The car seemed for a horrible instant to be trying to climb the tree, but of course it couldn’t be. The nose of the car collapsed like an accordion, and the air exploded with lightning bolts of broken glass.
And then everything was still.
Kelly slammed on her brakes and tumbled out of her car without even stopping to turn off the engine. She was trying to punch in 911 on her cell phone, but her fingers were like rubber, and she misdialed twice before she got through. She ran, but her legs were shaking so hard she twisted her ankle and had to hobble the last few yards.

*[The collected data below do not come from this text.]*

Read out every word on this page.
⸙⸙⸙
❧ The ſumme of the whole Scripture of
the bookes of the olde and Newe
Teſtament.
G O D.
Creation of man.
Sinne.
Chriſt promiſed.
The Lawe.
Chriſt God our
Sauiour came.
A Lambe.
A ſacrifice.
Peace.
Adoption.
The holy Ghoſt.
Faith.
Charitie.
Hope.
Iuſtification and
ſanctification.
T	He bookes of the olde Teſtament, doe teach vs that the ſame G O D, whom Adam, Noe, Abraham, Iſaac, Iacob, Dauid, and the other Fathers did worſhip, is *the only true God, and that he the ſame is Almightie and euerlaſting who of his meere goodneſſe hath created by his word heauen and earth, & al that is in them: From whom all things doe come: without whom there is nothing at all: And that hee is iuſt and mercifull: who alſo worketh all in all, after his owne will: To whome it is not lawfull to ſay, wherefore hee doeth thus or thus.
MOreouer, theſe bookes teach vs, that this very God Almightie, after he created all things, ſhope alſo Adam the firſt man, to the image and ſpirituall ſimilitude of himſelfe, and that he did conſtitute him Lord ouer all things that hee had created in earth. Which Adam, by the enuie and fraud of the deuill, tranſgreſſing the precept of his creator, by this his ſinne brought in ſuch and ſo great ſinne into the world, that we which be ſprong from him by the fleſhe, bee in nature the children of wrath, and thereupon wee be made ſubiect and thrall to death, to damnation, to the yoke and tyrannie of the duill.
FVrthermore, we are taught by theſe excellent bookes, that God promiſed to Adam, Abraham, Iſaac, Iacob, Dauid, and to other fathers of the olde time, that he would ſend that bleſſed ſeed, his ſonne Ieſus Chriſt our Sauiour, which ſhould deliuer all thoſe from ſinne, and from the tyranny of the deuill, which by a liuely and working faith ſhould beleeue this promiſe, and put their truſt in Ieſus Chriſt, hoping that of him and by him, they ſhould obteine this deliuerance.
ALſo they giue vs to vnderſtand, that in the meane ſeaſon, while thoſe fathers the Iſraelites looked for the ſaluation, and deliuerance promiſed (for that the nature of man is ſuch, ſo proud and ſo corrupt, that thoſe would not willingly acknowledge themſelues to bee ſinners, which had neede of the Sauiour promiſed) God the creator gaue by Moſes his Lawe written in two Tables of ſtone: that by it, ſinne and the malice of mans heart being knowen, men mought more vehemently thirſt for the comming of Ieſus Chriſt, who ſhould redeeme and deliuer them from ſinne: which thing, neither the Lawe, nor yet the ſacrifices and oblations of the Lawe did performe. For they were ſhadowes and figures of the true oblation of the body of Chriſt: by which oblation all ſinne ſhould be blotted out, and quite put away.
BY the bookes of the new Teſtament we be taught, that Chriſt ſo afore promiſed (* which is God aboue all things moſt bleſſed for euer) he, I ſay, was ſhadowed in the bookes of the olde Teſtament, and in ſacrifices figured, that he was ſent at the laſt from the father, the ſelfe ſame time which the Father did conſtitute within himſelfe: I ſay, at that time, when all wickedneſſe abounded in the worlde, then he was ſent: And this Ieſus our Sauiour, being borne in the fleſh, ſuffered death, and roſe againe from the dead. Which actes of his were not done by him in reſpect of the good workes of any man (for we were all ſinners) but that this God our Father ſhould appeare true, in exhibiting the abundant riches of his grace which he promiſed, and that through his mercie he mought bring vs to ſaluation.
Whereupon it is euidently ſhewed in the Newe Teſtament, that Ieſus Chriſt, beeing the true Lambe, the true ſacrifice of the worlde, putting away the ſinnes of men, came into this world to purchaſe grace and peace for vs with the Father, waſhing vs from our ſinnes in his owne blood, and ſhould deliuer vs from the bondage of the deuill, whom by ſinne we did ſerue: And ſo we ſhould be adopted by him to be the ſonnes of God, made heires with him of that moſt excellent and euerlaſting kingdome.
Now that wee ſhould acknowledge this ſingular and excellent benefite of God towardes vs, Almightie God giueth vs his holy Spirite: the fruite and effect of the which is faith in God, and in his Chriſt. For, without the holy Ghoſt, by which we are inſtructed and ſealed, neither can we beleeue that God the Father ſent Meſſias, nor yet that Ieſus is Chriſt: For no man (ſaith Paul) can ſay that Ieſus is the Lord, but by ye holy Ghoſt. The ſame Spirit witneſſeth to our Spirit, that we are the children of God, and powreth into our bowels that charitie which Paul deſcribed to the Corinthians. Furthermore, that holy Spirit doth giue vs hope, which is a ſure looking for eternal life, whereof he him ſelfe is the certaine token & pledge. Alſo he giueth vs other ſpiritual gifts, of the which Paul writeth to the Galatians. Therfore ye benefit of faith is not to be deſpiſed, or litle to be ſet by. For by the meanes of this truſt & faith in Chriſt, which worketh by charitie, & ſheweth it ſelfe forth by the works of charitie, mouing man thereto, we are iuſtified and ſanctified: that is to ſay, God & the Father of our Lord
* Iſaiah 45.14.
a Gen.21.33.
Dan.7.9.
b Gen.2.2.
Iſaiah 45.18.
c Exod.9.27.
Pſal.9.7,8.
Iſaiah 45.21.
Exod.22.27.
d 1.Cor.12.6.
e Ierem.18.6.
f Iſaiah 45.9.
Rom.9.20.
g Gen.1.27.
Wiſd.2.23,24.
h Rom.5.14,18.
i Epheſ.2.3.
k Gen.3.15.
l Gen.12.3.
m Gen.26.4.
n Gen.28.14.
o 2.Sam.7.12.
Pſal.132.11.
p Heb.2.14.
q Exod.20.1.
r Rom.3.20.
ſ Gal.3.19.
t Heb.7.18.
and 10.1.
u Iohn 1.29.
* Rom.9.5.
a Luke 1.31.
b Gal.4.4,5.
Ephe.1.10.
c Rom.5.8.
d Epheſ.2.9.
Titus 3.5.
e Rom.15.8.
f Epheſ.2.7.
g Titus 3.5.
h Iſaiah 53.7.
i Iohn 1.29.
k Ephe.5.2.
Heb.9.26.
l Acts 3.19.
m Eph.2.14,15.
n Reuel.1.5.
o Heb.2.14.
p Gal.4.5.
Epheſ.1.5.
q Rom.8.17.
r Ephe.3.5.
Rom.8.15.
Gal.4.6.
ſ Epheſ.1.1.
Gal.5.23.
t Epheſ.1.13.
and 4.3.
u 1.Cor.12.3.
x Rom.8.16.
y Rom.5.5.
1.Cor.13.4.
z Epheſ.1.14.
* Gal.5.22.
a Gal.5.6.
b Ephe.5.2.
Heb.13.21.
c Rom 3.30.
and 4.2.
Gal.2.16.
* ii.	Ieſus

“We need an ambulance. There’s been a terrible accident.”
“Where are you?”
She looked around. For a moment she couldn’t think where they were. It was so dark. Everything was foggy and silent, except for the hiss of something coming out of Lillith’s car.
“The bridge,” she managed to say. She stumbled over the curb and dropped the telephone. Somehow she found it again, just in time to hear the voice on the other end asking her which bridge.
Which bridge? This bridge. This cruel, dangerous, deadly bridge. But what was it called? She needed to be more coherent. She had always hoped she was the kind of person who would be good in a crisis. But she felt as if her heart and mind had collapsed, just like the hood of Lillith’s car.
“The foot of the East River Bridge,” she said. “The south side, the Destiny Drive side. She hit a tree. Please. Send someone right away.”
Her toe jammed a boulder half-hidden by the fog. Pain streaked up her shin, and once again she dropped the telephone. This time it clattered against other rocks and disappeared into the fog. Kelly felt the ground for it briefly, but then she heard a sound coming from the Jaguar. A low, moaning sound.
“I’m here,” she called out. She scrambled over wet grass until she finally reached the car.
It was the saddest sight she’d ever seen.